Screening for G6PD deficiency in neonatal jaundice may be adopted as a non-mandatory screening test in Assam, especially in case of severe neonatal hyperbilirubinemia without blood group incompatibility. In conclusion early detection of neonatal hyperbilirubinemia, proper monitoring, timely interventions and treating the underlying cause will reduce the morbidity and mortality among neonates. Thus, we can prevent mental retardation and cerebral palsy due to neonatal hyperbilirubinemia at the community level.

REFERENCES

  1. Meharban Singh. Care of the New born, Sagar Publication, New Delhi-110001, 2004;6th edn:239-55.
  2. Kramer LI. Advancement of dermal icterus in the jaundiced newborn. Am J Dis Child 1969;118(3):454-8.
  3. Sharma JN. Manual of care of critical newborn, peepee      publishers and distributors (p) ltd. 2007;1st edn:241-70.
  4. Narang A, Ghatwala G, Kumar P, et al. Neonatal jaundice, an analysis of 551 cases. Indian paediatrics 1996;34:429-32.
  5. Ahmad Ali, Anurag Tomar. Aetiological profile of neonatal hyperbilirubinemia in rural area of Rajasthan. IJB & Medical research March 2015;4(2):223-32.
  6. Bhutani VK. Evidence based issues regarding neonatal hyperbilirubinemia. Paediatrics review 2005;114:130-53.

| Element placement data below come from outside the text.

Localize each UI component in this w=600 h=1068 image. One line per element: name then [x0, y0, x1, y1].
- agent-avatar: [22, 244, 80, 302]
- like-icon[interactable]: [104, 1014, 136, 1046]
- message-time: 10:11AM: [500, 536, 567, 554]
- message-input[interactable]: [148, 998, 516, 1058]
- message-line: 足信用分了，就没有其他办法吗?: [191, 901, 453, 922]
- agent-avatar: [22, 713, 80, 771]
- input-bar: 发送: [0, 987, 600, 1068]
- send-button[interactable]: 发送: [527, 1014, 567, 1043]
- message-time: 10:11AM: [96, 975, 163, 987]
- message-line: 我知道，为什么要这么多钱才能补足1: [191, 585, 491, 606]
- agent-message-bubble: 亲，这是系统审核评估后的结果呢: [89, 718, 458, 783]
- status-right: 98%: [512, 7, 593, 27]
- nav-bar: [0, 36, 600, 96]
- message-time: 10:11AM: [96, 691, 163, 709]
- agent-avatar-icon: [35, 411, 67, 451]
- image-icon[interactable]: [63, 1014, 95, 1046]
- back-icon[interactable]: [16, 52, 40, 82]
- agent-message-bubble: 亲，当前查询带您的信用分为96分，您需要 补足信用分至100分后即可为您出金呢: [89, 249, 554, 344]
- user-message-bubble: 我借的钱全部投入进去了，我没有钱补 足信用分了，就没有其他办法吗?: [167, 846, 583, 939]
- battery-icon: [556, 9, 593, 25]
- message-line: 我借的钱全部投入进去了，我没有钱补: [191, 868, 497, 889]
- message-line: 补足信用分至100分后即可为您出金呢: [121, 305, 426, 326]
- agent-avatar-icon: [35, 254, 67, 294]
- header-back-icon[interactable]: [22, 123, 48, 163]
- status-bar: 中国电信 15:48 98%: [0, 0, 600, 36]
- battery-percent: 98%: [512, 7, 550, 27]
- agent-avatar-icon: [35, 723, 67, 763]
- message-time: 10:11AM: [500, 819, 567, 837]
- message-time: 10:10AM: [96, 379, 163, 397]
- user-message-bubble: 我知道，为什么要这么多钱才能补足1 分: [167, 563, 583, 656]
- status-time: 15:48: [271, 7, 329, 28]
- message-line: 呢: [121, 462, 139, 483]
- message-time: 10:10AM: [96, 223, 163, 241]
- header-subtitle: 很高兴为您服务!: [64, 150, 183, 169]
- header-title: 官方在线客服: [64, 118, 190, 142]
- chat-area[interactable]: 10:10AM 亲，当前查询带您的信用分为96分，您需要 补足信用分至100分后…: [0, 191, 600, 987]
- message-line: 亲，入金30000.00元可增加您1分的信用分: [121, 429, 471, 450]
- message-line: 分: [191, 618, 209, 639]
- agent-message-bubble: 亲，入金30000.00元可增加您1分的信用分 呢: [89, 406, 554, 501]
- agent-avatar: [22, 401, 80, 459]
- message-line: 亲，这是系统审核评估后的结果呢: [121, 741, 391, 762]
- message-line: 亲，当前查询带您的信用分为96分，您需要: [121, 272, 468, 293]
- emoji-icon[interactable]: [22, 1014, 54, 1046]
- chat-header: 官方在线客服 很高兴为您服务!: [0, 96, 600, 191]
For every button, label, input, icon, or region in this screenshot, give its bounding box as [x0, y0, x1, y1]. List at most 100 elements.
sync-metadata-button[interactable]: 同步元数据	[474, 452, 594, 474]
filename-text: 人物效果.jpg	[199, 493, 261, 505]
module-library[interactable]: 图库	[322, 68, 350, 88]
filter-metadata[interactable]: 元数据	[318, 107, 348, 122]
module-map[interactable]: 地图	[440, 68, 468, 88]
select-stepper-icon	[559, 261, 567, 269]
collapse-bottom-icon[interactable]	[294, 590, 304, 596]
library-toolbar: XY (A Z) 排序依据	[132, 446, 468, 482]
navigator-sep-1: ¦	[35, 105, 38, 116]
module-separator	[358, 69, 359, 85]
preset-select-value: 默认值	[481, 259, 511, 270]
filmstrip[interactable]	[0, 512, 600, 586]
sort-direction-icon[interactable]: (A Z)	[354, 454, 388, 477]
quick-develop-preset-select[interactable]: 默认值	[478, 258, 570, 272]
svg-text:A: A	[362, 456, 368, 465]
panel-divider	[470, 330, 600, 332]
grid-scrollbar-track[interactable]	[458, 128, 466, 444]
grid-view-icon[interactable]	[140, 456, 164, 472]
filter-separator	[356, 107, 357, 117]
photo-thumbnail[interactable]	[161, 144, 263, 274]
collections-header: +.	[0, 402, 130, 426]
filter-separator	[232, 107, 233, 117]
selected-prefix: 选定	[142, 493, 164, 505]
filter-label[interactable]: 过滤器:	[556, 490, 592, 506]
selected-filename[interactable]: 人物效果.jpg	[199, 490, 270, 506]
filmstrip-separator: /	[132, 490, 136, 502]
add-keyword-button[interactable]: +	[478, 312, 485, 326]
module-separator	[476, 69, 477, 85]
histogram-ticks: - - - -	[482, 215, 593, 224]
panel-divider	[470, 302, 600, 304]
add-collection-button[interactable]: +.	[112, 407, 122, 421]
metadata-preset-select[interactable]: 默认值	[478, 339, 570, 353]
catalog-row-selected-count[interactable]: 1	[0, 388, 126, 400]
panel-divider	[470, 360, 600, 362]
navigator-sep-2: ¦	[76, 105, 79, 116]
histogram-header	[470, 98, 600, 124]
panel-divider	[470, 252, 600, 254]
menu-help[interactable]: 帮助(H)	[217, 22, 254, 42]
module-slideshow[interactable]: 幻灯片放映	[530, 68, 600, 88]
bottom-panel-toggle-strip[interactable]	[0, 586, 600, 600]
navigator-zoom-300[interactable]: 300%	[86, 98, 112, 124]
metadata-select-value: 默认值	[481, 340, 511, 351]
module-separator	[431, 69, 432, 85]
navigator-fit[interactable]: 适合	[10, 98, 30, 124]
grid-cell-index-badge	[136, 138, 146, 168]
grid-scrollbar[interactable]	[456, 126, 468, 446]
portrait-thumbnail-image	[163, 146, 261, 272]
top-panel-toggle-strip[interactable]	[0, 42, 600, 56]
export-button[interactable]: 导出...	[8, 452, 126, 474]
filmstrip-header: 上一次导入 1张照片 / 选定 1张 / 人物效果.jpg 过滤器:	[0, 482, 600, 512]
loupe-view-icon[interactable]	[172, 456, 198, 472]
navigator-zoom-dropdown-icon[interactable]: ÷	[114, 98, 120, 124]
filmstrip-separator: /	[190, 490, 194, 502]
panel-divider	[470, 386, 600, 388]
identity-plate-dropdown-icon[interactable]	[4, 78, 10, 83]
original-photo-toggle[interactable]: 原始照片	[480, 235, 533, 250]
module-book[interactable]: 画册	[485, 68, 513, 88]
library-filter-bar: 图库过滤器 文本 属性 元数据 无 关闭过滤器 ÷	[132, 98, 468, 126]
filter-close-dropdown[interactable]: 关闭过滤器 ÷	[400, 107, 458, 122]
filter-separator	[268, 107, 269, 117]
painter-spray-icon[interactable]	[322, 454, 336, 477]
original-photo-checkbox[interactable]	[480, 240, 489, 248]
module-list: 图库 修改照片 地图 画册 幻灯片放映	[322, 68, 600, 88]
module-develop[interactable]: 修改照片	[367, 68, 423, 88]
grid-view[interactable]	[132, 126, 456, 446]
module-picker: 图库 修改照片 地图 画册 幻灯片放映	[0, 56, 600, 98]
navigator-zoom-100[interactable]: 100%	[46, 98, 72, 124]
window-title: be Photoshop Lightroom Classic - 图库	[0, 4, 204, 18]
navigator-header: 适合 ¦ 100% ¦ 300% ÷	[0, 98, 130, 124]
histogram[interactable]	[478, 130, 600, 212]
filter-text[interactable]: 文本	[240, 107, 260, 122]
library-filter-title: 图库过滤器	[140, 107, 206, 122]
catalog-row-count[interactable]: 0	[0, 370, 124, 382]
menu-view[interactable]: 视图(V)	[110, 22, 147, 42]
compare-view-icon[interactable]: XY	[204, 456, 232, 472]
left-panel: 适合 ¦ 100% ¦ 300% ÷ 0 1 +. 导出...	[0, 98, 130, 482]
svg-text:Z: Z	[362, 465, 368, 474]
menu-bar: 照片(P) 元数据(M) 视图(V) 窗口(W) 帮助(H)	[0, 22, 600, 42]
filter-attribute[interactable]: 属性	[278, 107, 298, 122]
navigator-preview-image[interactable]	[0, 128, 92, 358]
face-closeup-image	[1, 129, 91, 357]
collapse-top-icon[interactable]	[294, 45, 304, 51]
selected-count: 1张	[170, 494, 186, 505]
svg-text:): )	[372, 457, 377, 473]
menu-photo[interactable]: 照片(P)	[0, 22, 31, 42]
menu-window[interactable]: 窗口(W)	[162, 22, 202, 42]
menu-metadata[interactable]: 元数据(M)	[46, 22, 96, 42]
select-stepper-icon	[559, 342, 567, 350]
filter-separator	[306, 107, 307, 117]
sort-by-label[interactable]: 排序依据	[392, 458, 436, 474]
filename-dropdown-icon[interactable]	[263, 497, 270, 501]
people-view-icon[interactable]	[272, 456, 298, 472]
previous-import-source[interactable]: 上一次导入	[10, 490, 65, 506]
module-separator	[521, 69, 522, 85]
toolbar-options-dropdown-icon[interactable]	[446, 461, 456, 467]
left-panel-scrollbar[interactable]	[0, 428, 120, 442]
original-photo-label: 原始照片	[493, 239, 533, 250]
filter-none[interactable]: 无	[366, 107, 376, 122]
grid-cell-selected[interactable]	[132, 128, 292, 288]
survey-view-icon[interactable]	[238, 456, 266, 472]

  7. Singhal PK, Singh M, Paul VK, et al. Spectrum of neonatal hyperbilirubinemia: an analysis of 454 cases. Indian Paediatr 1992;29(3):319-25.
  8. Garg Paridhi, Dayama Nilesh, Aggarwal Sumit, et al. Study of aetiology of neonatal jaundice at tertiary care centre in Maharastra. SJAMS ISSN 2320-6691, 2015;3(4c):1787-90.
  9. Joshi BD, Singh R, Mahato D, et al. Clinico-laboratory profile of neonatal hyper-bilirubinemia in term babies at BP koirala institute of health science, dharan, Nepal. JNHRC 2004;2:30-2.
  10. Sgro M, Campbell D, Shah V. Incidence and causes of severe neonatal hyperbilirubinemia in Canada. CMAJ 2006;175(6):587-90.
  11. Verma M, Chhatwal J, Singh D. Neonatal hyperbilirubinaemia. Indian Journal Of Paediatrics 1988;55(6):899-904.